NK細胞は高い細胞傷害能を帯び,また,「既製品 (off-the-shelf)」として利用可能なことから,細胞免疫療法に魅力的な細胞であり,NK細胞数の増加と全生存率の向上が相関しているとされている多発性骨髄腫 (MM)の治療にも魅力的である.しかし,NK細胞は,免疫チェックポイントであるNKG2Aなどの抑制性受容体の発現が上昇することで、その機能が損なわれることがある.

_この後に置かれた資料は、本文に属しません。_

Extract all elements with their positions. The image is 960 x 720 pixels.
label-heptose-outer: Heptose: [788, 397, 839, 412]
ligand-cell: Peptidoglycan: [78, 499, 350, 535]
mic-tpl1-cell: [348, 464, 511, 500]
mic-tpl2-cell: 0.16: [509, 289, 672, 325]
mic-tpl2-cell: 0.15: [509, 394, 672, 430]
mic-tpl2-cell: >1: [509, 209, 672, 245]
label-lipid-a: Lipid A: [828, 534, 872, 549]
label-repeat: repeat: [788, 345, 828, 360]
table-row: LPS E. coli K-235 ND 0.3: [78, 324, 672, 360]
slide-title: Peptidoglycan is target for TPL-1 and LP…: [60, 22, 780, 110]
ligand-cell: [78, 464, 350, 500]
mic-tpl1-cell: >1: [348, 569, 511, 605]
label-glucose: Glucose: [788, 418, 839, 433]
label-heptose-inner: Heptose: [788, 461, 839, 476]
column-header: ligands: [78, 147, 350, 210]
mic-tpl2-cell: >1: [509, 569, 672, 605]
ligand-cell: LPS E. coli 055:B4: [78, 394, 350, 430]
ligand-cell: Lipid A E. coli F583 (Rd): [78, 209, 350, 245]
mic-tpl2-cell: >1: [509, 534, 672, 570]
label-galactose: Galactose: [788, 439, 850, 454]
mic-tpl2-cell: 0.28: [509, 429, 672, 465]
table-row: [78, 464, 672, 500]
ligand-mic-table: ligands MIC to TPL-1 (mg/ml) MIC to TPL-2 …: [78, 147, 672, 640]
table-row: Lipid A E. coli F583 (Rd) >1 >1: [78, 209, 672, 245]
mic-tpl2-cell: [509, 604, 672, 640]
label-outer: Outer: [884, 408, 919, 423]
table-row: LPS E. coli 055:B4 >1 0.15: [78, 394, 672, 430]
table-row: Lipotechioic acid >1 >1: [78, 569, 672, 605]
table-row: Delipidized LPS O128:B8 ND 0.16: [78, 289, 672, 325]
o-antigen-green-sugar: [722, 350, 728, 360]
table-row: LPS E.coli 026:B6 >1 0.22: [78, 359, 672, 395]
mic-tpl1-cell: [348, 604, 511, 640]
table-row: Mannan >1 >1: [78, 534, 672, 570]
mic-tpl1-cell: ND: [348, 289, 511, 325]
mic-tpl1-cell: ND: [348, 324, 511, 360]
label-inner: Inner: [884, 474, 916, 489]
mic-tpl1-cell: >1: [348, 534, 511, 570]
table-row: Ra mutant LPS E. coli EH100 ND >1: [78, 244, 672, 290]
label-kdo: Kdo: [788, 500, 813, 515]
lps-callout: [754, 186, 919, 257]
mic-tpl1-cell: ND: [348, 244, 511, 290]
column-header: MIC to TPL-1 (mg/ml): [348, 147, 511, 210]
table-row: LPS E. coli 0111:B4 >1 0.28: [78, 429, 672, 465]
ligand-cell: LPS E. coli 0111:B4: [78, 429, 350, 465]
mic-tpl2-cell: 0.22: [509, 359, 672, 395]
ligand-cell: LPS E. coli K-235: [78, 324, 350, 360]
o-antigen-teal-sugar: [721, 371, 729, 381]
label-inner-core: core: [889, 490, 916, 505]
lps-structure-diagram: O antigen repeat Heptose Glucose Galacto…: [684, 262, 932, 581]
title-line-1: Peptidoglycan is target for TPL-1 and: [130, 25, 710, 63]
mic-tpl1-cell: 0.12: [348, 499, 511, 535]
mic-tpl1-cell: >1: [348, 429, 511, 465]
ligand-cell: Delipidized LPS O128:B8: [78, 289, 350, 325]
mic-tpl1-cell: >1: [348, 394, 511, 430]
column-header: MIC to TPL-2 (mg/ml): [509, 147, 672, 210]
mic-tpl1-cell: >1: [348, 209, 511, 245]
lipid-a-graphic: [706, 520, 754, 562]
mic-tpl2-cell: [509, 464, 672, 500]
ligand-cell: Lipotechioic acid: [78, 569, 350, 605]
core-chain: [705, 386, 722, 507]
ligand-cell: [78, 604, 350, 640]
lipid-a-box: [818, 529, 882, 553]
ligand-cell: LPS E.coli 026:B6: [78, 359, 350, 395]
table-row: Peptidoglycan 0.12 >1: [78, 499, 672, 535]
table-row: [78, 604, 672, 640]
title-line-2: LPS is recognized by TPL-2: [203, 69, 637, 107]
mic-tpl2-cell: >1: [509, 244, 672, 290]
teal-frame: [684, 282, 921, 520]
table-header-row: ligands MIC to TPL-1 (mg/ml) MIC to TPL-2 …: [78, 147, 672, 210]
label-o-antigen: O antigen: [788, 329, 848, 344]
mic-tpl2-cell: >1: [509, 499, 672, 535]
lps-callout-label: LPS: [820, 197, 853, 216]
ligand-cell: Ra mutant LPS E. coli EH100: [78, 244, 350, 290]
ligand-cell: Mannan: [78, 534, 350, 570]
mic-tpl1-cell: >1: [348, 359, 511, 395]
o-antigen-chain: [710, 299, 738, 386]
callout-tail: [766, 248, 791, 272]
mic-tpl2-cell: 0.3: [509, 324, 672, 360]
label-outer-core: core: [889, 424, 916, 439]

Bexteらは,CRISPR-Cas9により,初代NK細胞においてNKG2Aをコードするkiller cell lectin like receptor C1 (KLRC1) 遺伝子座の約80%をKOし,NKG2Aタンパク質の発現が有意に低下していることを確認した.KLRC1 をKOしたNK細胞は,少数の患者コホートから分離した原発性MM細胞に対して有意に高い細胞毒性を示し,NK細胞に特異的なサイトカイン生産が維持された.
初代NK細胞におけるKLRC1 KOには,臨床応用において免疫チェックポイントによるNK細胞活性の阻害を克服する見込みがある.